There is a long pause.

“What is your…primary concern?”

“The reactionaries are winning, people. The Dark Ages are coming. As you fight the Sarmatians to increase your influence and your power, your very lifelines are decaying in front of your eyes. The wealthy are no longer building for the sake of themselves and the nation — they are pilfering the wealth of this country, indulging in the grossest of decadences. Whatever they cannot spend, they move to an offshore account, just like the Russian oligarchs of the nineties. If the American people continue on this route for much longer, they will find that they have surrendered all of their ideals for the sake of the rich, who have squandered the boon of empire in so hedonistic a manner that it would be appalling even to Theodora.”

“Who?”

“Theodora? The wife of Justinian?
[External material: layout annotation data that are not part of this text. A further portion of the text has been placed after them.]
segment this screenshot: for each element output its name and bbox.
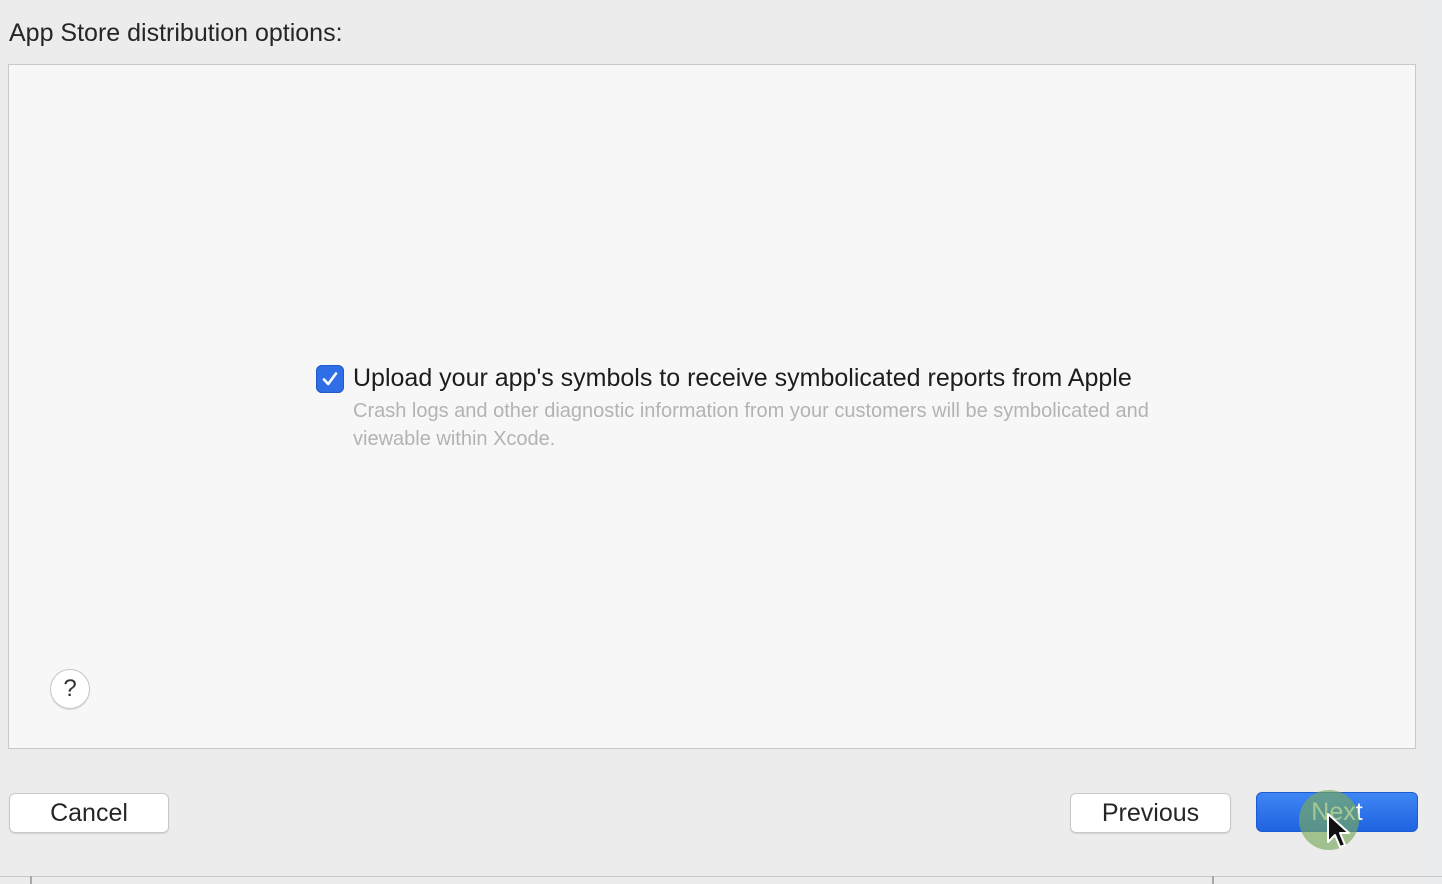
- window-edge: [1426, 0, 1442, 884]
- options-panel: Upload your app's symbols to receive sym…: [8, 64, 1416, 749]
- upload-symbols-description: Crash logs and other diagnostic informat…: [353, 400, 1149, 450]
- bottom-divider-tick: [30, 876, 32, 884]
- page-title: App Store distribution options:: [9, 19, 343, 47]
- next-button[interactable]: Next: [1256, 792, 1418, 832]
- checkmark-icon: [322, 372, 338, 386]
- help-button[interactable]: ?: [50, 669, 90, 709]
- upload-symbols-label[interactable]: Upload your app's symbols to receive sym…: [353, 363, 1132, 393]
- upload-symbols-checkbox[interactable]: [316, 365, 344, 393]
- previous-button[interactable]: Previous: [1070, 793, 1231, 833]
- bottom-divider-tick: [1212, 876, 1214, 884]
- cancel-button[interactable]: Cancel: [9, 793, 169, 833]
- bottom-divider: [0, 876, 1442, 877]
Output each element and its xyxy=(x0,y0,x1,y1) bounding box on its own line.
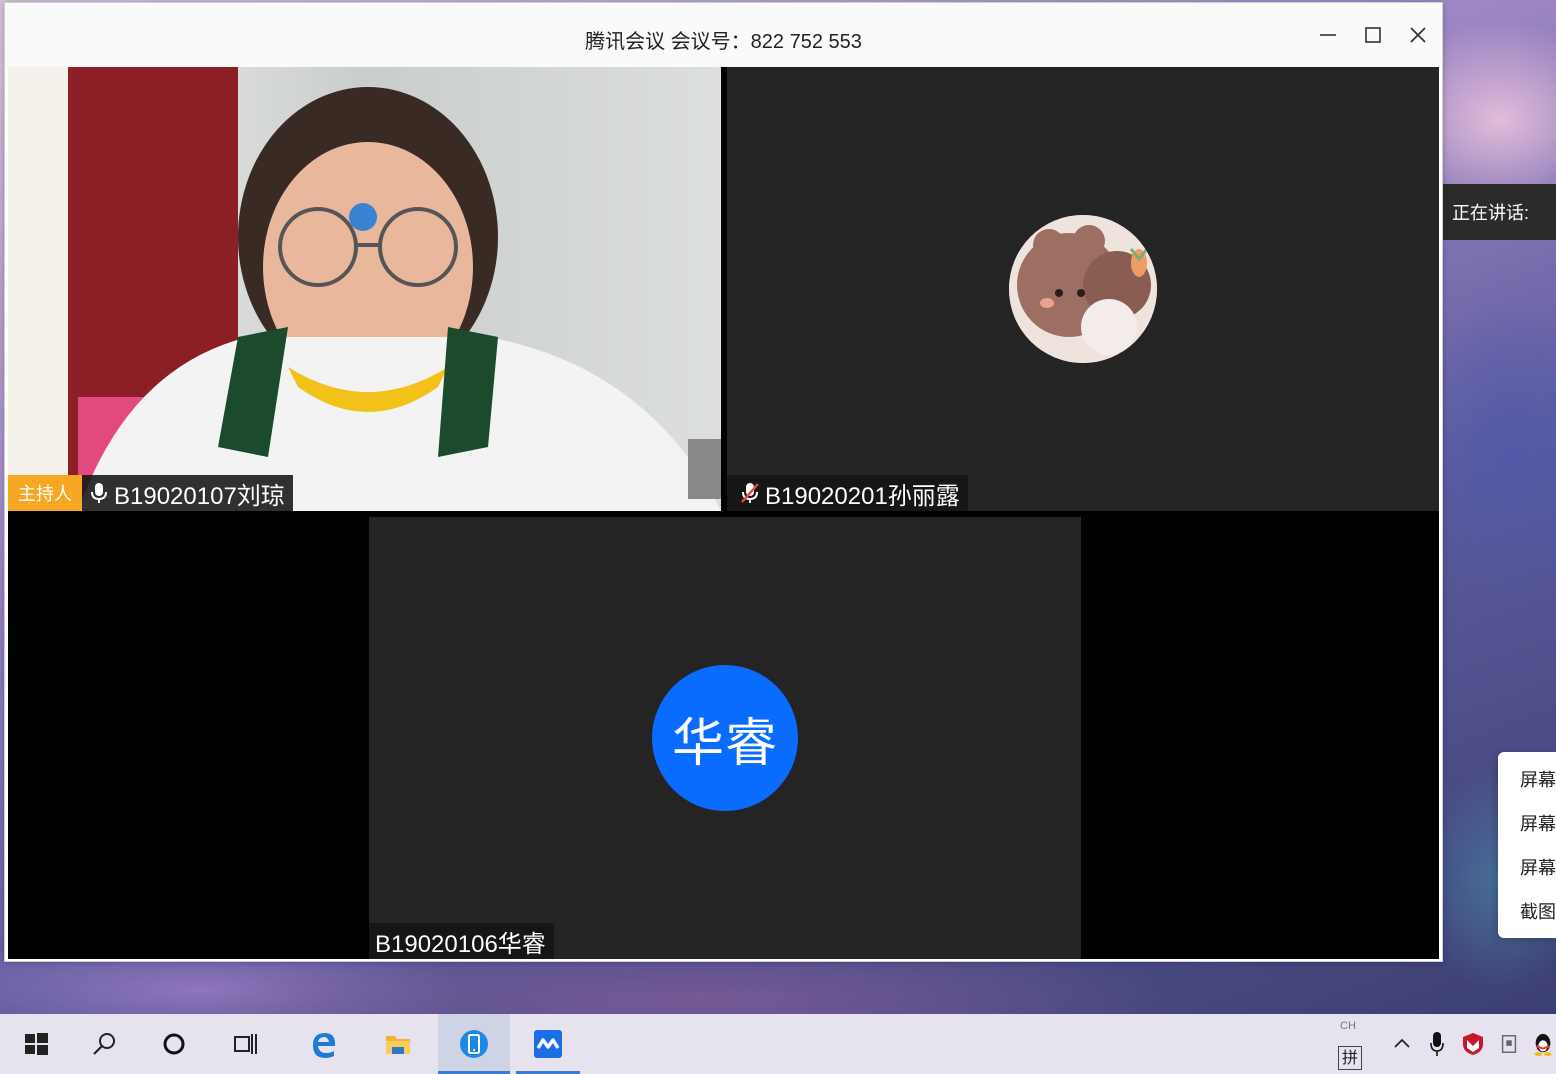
video-grid: 主持人 B19020107刘琼 B19020201孙丽露 华睿 B1902010… xyxy=(8,67,1439,959)
phone-app-button[interactable] xyxy=(438,1014,510,1074)
cortana-button[interactable] xyxy=(138,1014,210,1074)
minimize-icon xyxy=(1320,34,1336,36)
tencent-meeting-icon xyxy=(534,1030,562,1058)
usb-drive-icon xyxy=(1501,1035,1517,1053)
camera-feed xyxy=(8,67,721,511)
window-title: 腾讯会议 会议号：822 752 553 xyxy=(585,31,862,53)
security-tray-button[interactable] xyxy=(1458,1014,1488,1074)
edge-browser-button[interactable] xyxy=(288,1014,360,1074)
cartoon-bear-avatar xyxy=(1009,215,1157,363)
search-icon xyxy=(93,1033,115,1055)
tencent-meeting-button[interactable] xyxy=(512,1014,584,1074)
show-hidden-icons-button[interactable] xyxy=(1386,1014,1418,1074)
minimize-button[interactable] xyxy=(1310,17,1346,53)
mcafee-shield-icon xyxy=(1463,1033,1483,1055)
participant-name-tag: B19020201孙丽露 xyxy=(727,475,968,511)
participant-name-tag: B19020106华睿 xyxy=(369,923,554,959)
qq-penguin-icon xyxy=(1534,1033,1552,1056)
video-tile-participant-3[interactable]: 华睿 B19020106华睿 xyxy=(369,517,1081,959)
menu-item-screen-2[interactable]: 屏幕 xyxy=(1498,810,1556,854)
task-view-button[interactable] xyxy=(210,1014,282,1074)
chevron-up-icon xyxy=(1394,1038,1410,1048)
file-explorer-button[interactable] xyxy=(362,1014,434,1074)
menu-item-screen-1[interactable]: 屏幕 xyxy=(1498,766,1556,810)
speaking-label: 正在讲话: xyxy=(1452,203,1530,223)
participant-name: B19020201孙丽露 xyxy=(765,482,960,510)
title-bar[interactable]: 腾讯会议 会议号：822 752 553 xyxy=(5,3,1442,67)
device-tray-button[interactable] xyxy=(1494,1014,1524,1074)
cortana-icon xyxy=(163,1033,185,1055)
taskbar: CH 拼 xyxy=(0,1014,1556,1074)
tablet-icon xyxy=(460,1030,488,1058)
windows-icon xyxy=(25,1033,48,1055)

You have never heard of her?” Shrugs. “She is probably the most lascivious woman in history. She once said that she lamented the fact that she only had three orifices.”

“Wow.”

“It's right there in Procopius.”

“Who?”

“Really? You've never heard of Procopius?” with a deflated sigh. “What about Salvian?” Nothing. “See, Daphne, while you mock my admittedly over-zealous interest in history because you think it doesn't apply to very much in life, you fail to note that the most basic thing one gains from the study of history is the knowledge of what not to do. As Horace said,

…Insuevit pater optimus hoc me,

ut fugerem exemplis vitiorum quaeque notando.

Sic transit gloria mundi—via ignorance, my friends.”

“What the fuck does that all mean?”

“It means that Horace's father taught him how to live via the bad examples set by others.”

“I see.”

“Empires crumble under the weight of their own ignorance, their own arrogance, their own narcissism. Men suffer no different.” He looks to Daphne. “Women, too. We had the opportunity to become history's greatest generation — we, of course, meaning in the industrialized world, not just Americans. Our choice was very simple: continue with our lethargy, our sense that everything will work out because it has always worked out in the past, or realize that Postmodernism is the espousal of a world without proper legitimacy, and that, in the absence of legitimacy, most will consign themselves to the most traditional means of authority. They will latch onto jingoism, to patriarchy, to the most mystical forms of spiritualism. In the end, they will reject the material world; they will perceive world events as prophecy and miracle. This is how the Dark Ages began. Fuck the barbarians, inflation, taxation — the downfall of Rome was due to lethargy, Christian masochism, and the collapse of public institutions. My friends, we are approaching the event horizon here.